Agbárí for Project Managers

Agbárí · Yoruba / Nigerian

If you have heard Agbárí only in the context of corporate diversity training or a viral leadership quote, you have not really heard Agbárí. Agbárí for Project Managers? The version of the word that survives in Nigeria, West Africa is older, stranger, and more demanding than the version that travels.

What Agbárí Actually Means

Let me give the canonical definition first, then try to do a little better. In Yoruba thought, the head — orí — is the seat of destiny, character, and identity. Agbárí names the discipline of carrying that head well: of cultivating the inner self that no community can substitute for. While Ubuntu insists you cannot become a person without others, Yoruba philosophy answers: yes, and you must still tend your own head. Self-mastery and community are not in tension here. They are two halves of the same practice. The canonical version is correct but tame. The full version of Agbárí is less polite, more demanding, and more interesting. It does not flatter the reader who has just discovered it.

The wise person carries their own head.Yoruba

The Question This Post Is About

Project management through Agbárí: scope, stakeholders, and the meeting that holds the line. The question is worth taking seriously, because Agbárí is one of those concepts that loses its shape when handled carelessly — and recovers it as soon as the reader is willing to slow down and listen.

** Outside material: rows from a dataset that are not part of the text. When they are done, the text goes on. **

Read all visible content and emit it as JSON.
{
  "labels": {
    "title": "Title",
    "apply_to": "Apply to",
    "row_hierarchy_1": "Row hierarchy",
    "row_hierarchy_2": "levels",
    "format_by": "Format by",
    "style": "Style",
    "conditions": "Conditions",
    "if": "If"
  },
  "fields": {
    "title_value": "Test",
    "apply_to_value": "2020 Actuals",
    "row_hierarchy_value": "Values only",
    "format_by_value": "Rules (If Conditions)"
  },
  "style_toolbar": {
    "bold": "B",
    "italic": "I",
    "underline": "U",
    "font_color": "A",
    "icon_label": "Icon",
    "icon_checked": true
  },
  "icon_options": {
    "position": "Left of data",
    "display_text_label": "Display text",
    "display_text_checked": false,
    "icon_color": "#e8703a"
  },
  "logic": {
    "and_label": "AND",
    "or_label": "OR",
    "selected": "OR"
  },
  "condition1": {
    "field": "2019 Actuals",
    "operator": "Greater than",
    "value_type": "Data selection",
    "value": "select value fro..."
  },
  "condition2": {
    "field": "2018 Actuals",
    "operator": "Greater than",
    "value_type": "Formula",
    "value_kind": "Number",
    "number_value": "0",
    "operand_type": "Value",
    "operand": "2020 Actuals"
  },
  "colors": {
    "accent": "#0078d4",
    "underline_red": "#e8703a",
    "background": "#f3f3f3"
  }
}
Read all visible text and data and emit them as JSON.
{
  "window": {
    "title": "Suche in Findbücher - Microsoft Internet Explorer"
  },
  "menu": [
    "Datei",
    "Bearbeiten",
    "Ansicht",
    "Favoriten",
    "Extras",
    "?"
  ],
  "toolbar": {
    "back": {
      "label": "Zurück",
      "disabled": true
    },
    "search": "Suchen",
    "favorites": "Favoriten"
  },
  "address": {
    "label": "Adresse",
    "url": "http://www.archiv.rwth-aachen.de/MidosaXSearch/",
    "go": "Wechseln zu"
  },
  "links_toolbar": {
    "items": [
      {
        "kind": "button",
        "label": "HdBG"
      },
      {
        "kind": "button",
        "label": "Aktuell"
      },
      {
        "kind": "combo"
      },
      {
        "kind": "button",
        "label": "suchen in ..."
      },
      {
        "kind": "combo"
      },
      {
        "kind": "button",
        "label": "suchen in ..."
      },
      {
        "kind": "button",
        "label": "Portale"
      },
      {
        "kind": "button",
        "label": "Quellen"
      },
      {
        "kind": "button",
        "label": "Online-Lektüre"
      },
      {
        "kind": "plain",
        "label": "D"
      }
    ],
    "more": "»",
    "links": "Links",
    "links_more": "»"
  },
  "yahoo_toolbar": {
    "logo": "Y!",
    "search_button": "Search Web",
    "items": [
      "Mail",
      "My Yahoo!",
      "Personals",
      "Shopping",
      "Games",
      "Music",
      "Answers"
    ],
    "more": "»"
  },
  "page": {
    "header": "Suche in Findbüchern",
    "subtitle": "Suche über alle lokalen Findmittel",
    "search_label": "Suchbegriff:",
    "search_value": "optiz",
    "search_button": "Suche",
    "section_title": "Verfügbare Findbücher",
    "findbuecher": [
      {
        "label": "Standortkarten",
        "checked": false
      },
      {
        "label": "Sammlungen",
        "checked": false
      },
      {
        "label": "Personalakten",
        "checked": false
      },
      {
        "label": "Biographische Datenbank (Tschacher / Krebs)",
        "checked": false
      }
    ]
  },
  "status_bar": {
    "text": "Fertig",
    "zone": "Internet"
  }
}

The most concrete way Agbárí shows up in working life is in how a manager handles failure. The Western reflex is to find the responsible individual, document the failure, and move on. Agbárí insists on a slower, harder question first: what did the team make possible, and what did it fail to prevent? The shift sounds soft. It is not. Mentorship pairs leaders with people who are still learning to carry their own work.

A Second Angle

For the person living far from Nigeria, West Africa — in a city of strangers, in a flat of one, in a job that has nothing to do with the village they came from — Agbárí can feel like it belongs to someone else's life. It does not. The diasporic reading of Agbárí is not a watered-down version. It is a different test of the same idea. Mentorship pairs leaders with people who are still learning to carry their own work.

Where the Concept Resists

There is a real risk in romanticising Agbárí. The Yoruba / Nigerian traditions that produced it have always also produced internal critics — voices warning against the misuse of communal philosophy to demand conformity, to silence the young, to protect bad behaviour by elders. The honest defender of Agbárí keeps those critics at the table.

What to Do With This

What can you do with this? Begin small. Choose one place — one meeting, one relationship, one daily ritual — and run it through Agbárí for a month. Not as a project. As a quiet experiment. Notice what changes. Agbárí is not learned by reading; it is learned by repetition.